Alison Miller, a teacher at Gylemuir Primary in Edinburgh, has gained a lot from the two placements she has done, the first with the National Galleries of Scotland, to support art work in the school curriculum, and then one with a special needs charity.

"My role in the school changed," she explains. "Although I still have the responsibility for art, I am also the learning support teacher. This was a new post to me. We have a growing number of autistic children coming into the school, particularly in early years and nursery, and this was something we didn't know a lot about. We didn't know the best way to teach them."

Ms Miller's second placement was split between the Edinburgh-based charity Snip (Special Needs Information Point), which provides advice and information on services available to children with special needs and their carers, and a speech and occupational therapist who was running a group for autistic children.

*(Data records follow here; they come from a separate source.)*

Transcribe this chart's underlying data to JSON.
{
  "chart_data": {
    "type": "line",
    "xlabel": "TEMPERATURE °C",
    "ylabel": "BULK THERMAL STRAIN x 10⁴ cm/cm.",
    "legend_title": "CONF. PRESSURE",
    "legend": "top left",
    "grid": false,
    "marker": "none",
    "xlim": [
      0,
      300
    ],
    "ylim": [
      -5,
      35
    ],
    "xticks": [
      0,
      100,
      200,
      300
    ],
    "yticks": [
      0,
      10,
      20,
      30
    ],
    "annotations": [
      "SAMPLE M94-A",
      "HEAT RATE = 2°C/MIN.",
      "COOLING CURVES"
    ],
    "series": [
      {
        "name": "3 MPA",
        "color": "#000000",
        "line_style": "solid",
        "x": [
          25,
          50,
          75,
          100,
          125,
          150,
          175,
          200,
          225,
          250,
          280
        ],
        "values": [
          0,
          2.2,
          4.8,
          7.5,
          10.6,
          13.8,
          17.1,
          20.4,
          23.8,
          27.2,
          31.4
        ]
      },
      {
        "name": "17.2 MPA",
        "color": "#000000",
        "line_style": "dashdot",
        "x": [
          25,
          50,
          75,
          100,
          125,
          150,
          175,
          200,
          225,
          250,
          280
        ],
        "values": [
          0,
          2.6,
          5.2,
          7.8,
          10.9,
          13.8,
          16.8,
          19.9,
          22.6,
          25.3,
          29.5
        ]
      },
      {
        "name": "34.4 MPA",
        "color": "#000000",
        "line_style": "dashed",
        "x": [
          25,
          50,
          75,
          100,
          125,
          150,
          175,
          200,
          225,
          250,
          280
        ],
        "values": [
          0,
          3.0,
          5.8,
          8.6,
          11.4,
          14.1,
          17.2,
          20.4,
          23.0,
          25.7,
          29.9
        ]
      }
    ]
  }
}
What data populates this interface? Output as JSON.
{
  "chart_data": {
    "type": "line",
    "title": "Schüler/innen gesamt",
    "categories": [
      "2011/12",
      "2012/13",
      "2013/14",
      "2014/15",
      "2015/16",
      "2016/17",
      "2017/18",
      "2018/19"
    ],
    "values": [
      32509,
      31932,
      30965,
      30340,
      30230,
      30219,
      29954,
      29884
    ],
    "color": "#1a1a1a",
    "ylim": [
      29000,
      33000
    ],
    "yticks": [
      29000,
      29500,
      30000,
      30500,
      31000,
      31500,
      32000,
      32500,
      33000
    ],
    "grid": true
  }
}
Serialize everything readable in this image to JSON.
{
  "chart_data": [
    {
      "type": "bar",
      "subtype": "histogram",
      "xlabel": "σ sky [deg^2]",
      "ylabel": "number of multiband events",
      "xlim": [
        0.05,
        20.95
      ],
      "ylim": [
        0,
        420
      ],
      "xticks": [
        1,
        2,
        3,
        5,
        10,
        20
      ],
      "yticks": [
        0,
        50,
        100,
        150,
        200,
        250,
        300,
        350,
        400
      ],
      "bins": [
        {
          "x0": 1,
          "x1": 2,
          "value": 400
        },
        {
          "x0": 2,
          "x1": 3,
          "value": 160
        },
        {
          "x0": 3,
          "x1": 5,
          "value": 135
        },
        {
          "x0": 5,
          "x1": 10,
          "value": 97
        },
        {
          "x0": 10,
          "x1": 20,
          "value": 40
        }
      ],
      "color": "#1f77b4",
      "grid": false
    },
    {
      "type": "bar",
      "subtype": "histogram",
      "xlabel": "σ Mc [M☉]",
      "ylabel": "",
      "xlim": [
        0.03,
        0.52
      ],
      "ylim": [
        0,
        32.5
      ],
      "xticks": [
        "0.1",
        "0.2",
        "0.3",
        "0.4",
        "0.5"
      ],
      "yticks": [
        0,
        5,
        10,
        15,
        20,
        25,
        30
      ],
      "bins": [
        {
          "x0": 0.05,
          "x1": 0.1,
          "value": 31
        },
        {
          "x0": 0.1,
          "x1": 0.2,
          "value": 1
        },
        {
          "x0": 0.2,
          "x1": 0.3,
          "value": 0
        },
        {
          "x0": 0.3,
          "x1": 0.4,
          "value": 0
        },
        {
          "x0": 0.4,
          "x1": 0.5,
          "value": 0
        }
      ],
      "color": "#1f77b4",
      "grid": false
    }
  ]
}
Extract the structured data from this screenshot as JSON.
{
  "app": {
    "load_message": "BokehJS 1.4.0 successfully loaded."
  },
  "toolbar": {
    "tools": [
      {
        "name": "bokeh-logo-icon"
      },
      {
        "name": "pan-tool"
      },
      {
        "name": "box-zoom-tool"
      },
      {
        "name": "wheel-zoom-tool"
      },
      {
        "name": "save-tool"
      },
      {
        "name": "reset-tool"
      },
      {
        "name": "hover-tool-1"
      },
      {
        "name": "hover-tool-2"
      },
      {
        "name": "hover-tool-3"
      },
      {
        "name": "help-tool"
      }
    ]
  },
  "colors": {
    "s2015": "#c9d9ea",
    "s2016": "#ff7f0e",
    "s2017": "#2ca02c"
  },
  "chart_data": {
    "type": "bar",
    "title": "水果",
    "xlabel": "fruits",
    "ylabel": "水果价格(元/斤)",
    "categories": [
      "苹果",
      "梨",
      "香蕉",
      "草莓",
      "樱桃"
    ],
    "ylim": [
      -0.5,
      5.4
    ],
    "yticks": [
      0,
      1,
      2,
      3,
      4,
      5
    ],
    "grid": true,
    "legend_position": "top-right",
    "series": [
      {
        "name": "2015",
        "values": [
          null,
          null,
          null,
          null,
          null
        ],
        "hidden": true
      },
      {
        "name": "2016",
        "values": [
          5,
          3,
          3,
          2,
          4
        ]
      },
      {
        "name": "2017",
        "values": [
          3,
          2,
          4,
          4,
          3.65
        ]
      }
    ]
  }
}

"When I was with Snip, I did a lot of web-based research and reading and updated their files," she explains. "We did a lot of chatting on the parents' perspective, and this was something I went back to school with; how you deal with the parents of children with special needs.

"In the afternoons, I worked with a group of pre-school autistic children.

I learned about the visual timetable, the need for a strict routine, a repetitive pattern. It was really good to observe the kind of activities they carried out with the children. I came back to school with lots of ideas and more idea of what to expect.

"The placements had a big impact on my teaching. I felt a lot more comfortable and confident dealing with the children with autism and with their parents."

The three Edinburgh teachers have been keen to share their experiences with colleagues. More broadly, Ms Miller advises: "When you are on placement you really have to make sure that you get what you want out of it. The placements are good, particularly for people who have been in education for a while. You are educating children to go out into the workplace and you have to have an idea of what the workplace is like."

"The feedback we get," says Mrs McLardy, "from companies, teachers and schools, is extremely positive. They all agree there is a lot of value in doing a placement."